On social care, we need serious responses and serious cross-party work to find long-term solutions instead of the half-baked policies, cooked up in secret, that the Government offered at the last election. On taxation, there was a missed opportunity not only to increase income tax in the way my party has suggested to fund the NHS, but to increase capital gains tax and corporation tax. Instead of this race to the bottom of trying to get to 17%, we could keep that a competitive rate of 20% and get the additional funding that that would generate.

The Chancellor was right to say that international action is needed to create fairer taxation, but he failed to address the role of the overseas territories. We should require them to comply with UK standards on transparency, or companies registered there should be prevented from doing business in the UK. In the spirit of being transparent, I ought to be transparent about the fact that my husband works for Transparency International UK. In the context of rocketing executive pay, it is impossible to escape the contrasts between the rich, who can hide their assets and avoid tax, those on middle incomes in both the public and private sectors, who are facing real-terms pay cuts, and the poor, many of whom, whether they are working or not, rely on benefits to make ends meet.

The right hon. Member for Ross, Skye and Lochaber (Ian Blackford) mentioned the £12 billion of cuts to benefits that are still to come—£12 billion of cuts that the Liberal Democrats blocked in the coalition. The rise in the income tax threshold, although welcome, contrasts with the continued freeze in benefits. That was bad enough last year or the year before, but in the face of inflation of 3% it will cause real hardship. We see some changes to universal credit, but the wider problems have been ignored, not least the £3 billion of cuts that were introduced in 2015. Universal credit needs to be paused while the problems are ironed out. There is merit in having a simpler system, but using the new system to make deep cuts fools no one and undermines the important principles that underlie universal credit.

On the environment, I welcome the consideration of new charges on single-use plastics—a Lib Dem idea—but there is precious little else to demonstrate that the Government appreciate the scale of the climate threat we face. They have scrapped rules for zero-carbon homes, cut subsidies for solar and renewable heat, privatised the green investment bank and scrapped the Department of Energy and Climate Change. Today, we saw no new resource for tidal, waste from energy or carbon capture and storage. The Government do not have a strong record on the environment.

On a positive note, I welcome a couple of things in the Budget. I welcome the investment in technology, such as artificial intelligence, driverless cars and geospatial data. I was going to make the point that ethics need to be at the heart of how we proceed, because whether we can do something is not the same as whether we should do something. I was therefore delighted to read on page 45 of the Red Book that the Government intend to establish a centre for data ethics and innovation. That is urgently needed and we should lead the way in that area. On that issue, I say well done to the Government and I look forward to exploring it further with Ministers.

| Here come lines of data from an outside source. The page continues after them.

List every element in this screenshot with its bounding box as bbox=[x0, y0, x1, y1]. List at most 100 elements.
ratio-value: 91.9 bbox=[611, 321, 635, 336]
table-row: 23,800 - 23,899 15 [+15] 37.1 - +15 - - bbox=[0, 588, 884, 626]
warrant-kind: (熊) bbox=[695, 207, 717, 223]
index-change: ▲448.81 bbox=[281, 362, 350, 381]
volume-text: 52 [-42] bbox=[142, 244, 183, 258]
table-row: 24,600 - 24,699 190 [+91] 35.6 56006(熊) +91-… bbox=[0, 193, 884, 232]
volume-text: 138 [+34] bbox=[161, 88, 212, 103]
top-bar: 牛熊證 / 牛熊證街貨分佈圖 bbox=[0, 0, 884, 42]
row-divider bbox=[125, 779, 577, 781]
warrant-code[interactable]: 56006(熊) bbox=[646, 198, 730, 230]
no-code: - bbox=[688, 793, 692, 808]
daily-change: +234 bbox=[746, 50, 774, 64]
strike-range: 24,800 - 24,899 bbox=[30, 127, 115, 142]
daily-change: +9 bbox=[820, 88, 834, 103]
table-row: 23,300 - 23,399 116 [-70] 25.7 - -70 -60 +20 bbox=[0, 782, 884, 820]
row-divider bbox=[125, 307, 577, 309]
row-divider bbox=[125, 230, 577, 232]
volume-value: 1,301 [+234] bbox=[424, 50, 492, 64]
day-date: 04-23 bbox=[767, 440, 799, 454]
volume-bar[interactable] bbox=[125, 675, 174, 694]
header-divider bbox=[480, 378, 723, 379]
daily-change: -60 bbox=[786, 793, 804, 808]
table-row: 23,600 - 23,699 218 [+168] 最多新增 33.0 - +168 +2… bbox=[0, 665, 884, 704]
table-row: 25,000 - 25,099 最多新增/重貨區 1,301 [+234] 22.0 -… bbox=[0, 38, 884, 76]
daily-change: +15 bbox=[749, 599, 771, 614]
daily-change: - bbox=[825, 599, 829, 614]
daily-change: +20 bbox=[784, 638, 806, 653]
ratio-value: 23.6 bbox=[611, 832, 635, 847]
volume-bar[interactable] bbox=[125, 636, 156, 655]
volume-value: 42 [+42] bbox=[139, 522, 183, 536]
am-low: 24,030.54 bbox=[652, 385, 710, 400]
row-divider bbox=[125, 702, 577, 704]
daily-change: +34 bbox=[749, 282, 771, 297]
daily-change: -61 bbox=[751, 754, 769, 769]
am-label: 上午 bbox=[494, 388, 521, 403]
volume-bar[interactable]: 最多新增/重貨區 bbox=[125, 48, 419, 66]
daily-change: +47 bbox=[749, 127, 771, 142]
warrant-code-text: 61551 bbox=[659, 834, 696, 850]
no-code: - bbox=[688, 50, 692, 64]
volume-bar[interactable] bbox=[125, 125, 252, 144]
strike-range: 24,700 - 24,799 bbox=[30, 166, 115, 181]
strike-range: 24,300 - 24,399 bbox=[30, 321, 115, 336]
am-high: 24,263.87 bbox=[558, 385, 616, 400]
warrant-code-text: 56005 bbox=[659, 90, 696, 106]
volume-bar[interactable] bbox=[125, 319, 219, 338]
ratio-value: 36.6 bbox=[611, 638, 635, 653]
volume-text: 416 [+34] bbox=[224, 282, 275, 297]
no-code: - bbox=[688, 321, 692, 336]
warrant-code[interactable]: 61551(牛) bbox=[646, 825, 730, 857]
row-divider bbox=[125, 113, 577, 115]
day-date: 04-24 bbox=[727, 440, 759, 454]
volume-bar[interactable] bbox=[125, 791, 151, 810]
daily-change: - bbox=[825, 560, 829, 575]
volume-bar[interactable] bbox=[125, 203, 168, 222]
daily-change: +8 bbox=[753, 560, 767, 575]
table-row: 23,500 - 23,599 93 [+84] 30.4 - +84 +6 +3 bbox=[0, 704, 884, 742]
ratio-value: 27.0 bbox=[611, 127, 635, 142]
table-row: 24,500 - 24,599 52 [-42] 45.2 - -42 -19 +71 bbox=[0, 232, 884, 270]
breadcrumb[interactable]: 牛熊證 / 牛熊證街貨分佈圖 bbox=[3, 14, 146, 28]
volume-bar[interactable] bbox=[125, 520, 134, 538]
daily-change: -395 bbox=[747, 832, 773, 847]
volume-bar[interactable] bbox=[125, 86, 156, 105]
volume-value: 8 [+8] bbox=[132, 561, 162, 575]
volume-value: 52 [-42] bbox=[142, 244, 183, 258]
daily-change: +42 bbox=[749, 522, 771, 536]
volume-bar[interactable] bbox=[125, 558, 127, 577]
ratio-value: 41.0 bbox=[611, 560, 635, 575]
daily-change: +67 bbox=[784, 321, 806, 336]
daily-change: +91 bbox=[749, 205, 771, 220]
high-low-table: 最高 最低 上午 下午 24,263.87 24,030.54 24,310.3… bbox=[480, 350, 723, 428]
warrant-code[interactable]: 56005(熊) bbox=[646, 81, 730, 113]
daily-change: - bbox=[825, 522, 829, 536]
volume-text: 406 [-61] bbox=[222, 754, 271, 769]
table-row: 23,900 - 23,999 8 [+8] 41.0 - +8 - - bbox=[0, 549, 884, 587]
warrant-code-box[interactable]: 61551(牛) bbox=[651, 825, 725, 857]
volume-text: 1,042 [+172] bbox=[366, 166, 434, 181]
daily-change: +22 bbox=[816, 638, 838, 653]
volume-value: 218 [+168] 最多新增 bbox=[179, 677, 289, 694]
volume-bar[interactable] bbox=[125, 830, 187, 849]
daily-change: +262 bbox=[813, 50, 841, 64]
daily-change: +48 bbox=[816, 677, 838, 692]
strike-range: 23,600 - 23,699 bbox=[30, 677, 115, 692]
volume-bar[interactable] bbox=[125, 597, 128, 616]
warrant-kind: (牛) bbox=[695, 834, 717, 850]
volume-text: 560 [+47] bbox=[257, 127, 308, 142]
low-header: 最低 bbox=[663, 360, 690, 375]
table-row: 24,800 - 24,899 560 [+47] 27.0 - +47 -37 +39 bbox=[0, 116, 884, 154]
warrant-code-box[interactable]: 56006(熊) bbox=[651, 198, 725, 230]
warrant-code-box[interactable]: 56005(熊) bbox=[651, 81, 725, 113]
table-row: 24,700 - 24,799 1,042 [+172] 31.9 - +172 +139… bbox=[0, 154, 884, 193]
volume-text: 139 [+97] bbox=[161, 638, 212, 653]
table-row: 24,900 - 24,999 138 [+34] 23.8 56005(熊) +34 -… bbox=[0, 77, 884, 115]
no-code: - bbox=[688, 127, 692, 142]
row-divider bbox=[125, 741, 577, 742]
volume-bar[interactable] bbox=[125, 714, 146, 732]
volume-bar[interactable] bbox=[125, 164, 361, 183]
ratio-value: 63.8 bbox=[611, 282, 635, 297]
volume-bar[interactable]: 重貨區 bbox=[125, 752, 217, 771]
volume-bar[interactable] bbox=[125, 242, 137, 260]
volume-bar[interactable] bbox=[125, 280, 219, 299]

I also welcome the national retraining scheme, in particular the partnership with the CBI and the TUC to make that work, with the focus on digital and construction skills in the first instance. However, I would say, particularly in the context of the automation challenge to our workforce, that we should be looking more at the care sector. There are certain things that robots will not be able to do in the near, or indeed the distant, future. One such thing is caring and human empathy. We also face a demographic time bomb, so we need to be upskilling and investing in the care sector to change it from a low-status profession to one that we recognise as high-skilled. We should therefore ensure that it is properly resourced.

In conclusion, our country faces big challenges and opportunities. There is a bleak economic outlook, low productivity, the threat of climate change, the pace of technological change and the impact of automation on work. Those challenges are enough to keep any Government awake at night. They need attention, innovation and new ideas. Instead, we have a Government obsessed and consumed by Brexit, and they are not even doing that competently. The economic picture outlined by the Chancellor today makes it clearer than ever that we need an exit from Brexit.